In the southwest United States today, Mata Ortiz ceramics are critically acclaimed and highly sought. Some works sell for as much as $5,000, though the median is around $100. It’s been an economic miracle for the village, though the bar is set pretty low.
“If you go down there even today, maybe 30 or 40 years after the phenomenon started, many of the artists — some really good artists — are living in essentially what you would call poverty,” says Haller.
Haller says he was “completely captivated” after he discovered the nature of the work and the story behind it. He has since visited the town several times. “It’s a fascinating village. Probably about 500 families, and I’ve gotten to know a good many of them.”
Althea Dotzour
The Mexican village of Mata Ortiz experienced a renaissance after a farmer began reviving ancient pottery practices in the 1960s.
The artists do not merely re-create forgotten pottery. Instead they’ve expanded upon it, making it their own, sharing family and individual approaches to design.
“They’re still pushing the boundaries, and everybody is kind of going off on their own thing,” says Haller. “It’s fascinating. I honestly can’t think of another instance like this anywhere that I’m aware of.”
In the Monroe Arts Center, under natural light, the burnished pieces seem almost to glow. There are free-form shapes, pitchers, amphorae, shallow bowls, plates. Many are in a style the artists call “dibujos locos,” or “crazy lines.” Using a brush made from a single hair — a child’s hair, for its softness — they paint impossibly tiny, detailed curves within curves, angles within angles, perfectly repeating over and over until they resemble fractals.
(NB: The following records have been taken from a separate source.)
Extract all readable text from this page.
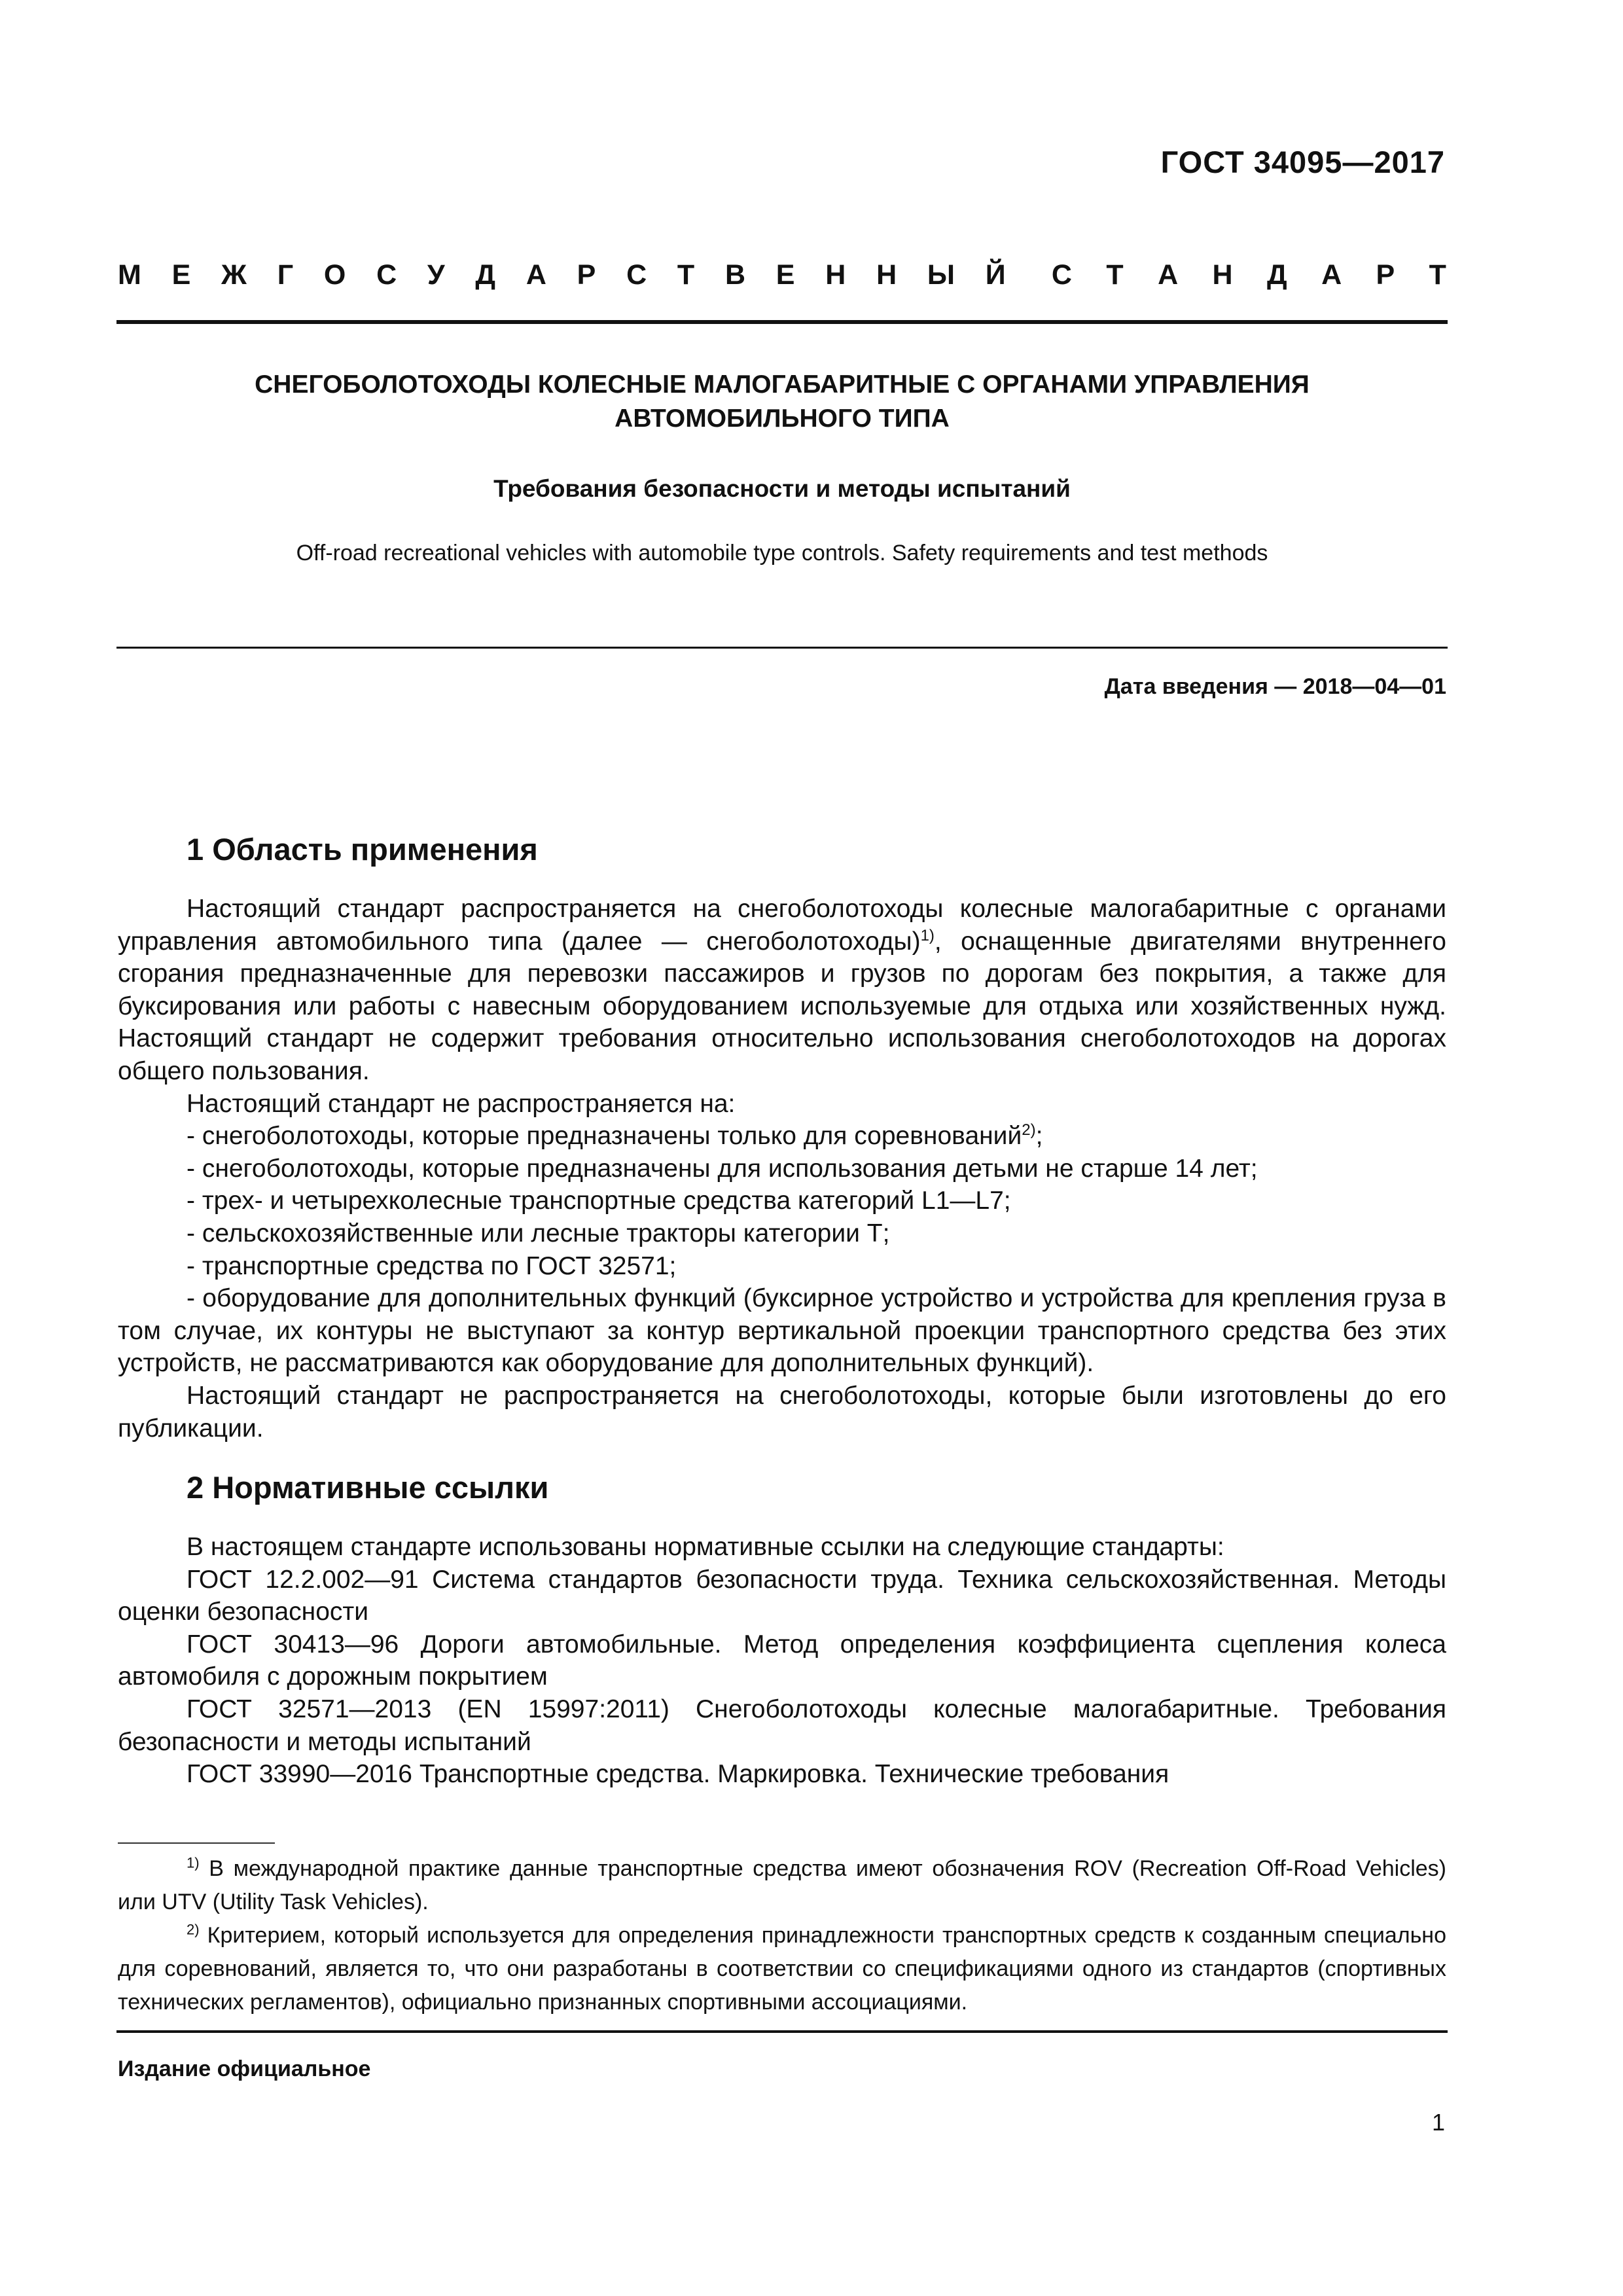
ГОСТ 34095—2017
М Е Ж Г О С У Д А Р С Т В Е Н Н Ы Й С Т А Н Д А Р Т
СНЕГОБОЛОТОХОДЫ КОЛЕСНЫЕ МАЛОГАБАРИТНЫЕ С ОРГАНАМИ УПРАВЛЕНИЯ
АВТОМОБИЛЬНОГО ТИПА
Требования безопасности и методы испытаний
Off-road recreational vehicles with automobile type controls. Safety requirements and test methods
Дата введения — 2018—04—01
1 Область применения

Настоящий стандарт распространяется на снегоболотоходы колесные малогабаритные с органами управления автомобильного типа (далее — снегоболотоходы)$^{1)}$, оснащенные двигателями внутреннего сгорания предназначенные для перевозки пассажиров и грузов по дорогам без покрытия, а также для буксирования или работы с навесным оборудованием используемые для отдыха или хозяйственных нужд. Настоящий стандарт не содержит требования относительно использования снегоболотоходов на дорогах общего пользования.

Настоящий стандарт не распространяется на:

- снегоболотоходы, которые предназначены только для соревнований$^{2)}$;

- снегоболотоходы, которые предназначены для использования детьми не старше 14 лет;

- трех- и четырехколесные транспортные средства категорий L1—L7;

- сельскохозяйственные или лесные тракторы категории Т;

- транспортные средства по ГОСТ 32571;

- оборудование для дополнительных функций (буксирное устройство и устройства для крепления груза в том случае, их контуры не выступают за контур вертикальной проекции транспортного средства без этих устройств, не рассматриваются как оборудование для дополнительных функций).

Настоящий стандарт не распространяется на снегоболотоходы, которые были изготовлены до его публикации.

2 Нормативные ссылки

В настоящем стандарте использованы нормативные ссылки на следующие стандарты:

ГОСТ 12.2.002—91 Система стандартов безопасности труда. Техника сельскохозяйственная. Методы оценки безопасности

ГОСТ 30413—96 Дороги автомобильные. Метод определения коэффициента сцепления колеса автомобиля с дорожным покрытием

ГОСТ 32571—2013 (EN 15997:2011) Снегоболотоходы колесные малогабаритные. Требования безопасности и методы испытаний

ГОСТ 33990—2016 Транспортные средства. Маркировка. Технические требования

$^{1)}$ В международной практике данные транспортные средства имеют обозначения ROV (Recreation Off-Road Vehicles) или UTV (Utility Task Vehicles).

$^{2)}$ Критерием, который используется для определения принадлежности транспортных средств к созданным специально для соревнований, является то, что они разработаны в соответствии со спецификациями одного из стандартов (спортивных технических регламентов), официально признанных спортивными ассоциациями.

Издание официальное
1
The process involves no plotting of shapes, no pencil marks; it is geometric genius.
It’s no wonder the designs immediately appealed to Haller, who received his master’s degree in mathematics from UW-Madison. In 2015, he helped his Mexican friend, Denisse Acosta, bring around 160 pieces to the Madison Museum of Contemporary Art for sale (Haller derives no financial benefit from this). The Monroe Arts Center also has a number of Mata Ortiz pieces available in its gift shop. Prices range from $11 to around $350.
Although Haller champions the work of the village potters, he does not want to become an art dealer. “I would like to help the people in Mata Ortiz, which is one of the reasons I’m doing this,” he says. “They are wonderful people.” Meanwhile, their sales are in a slump, owing to American tourists’ fear of visiting Mexico.
Acosta, who visited Monroe to speak about the exhibit, lives five minutes from the village of Mata Ortiz, in an old hacienda. She promotes the work of the villagers by helping artists find buyers. “That lets me help a family get some income, since they live off of their art,” she says. “So it is a win-win.”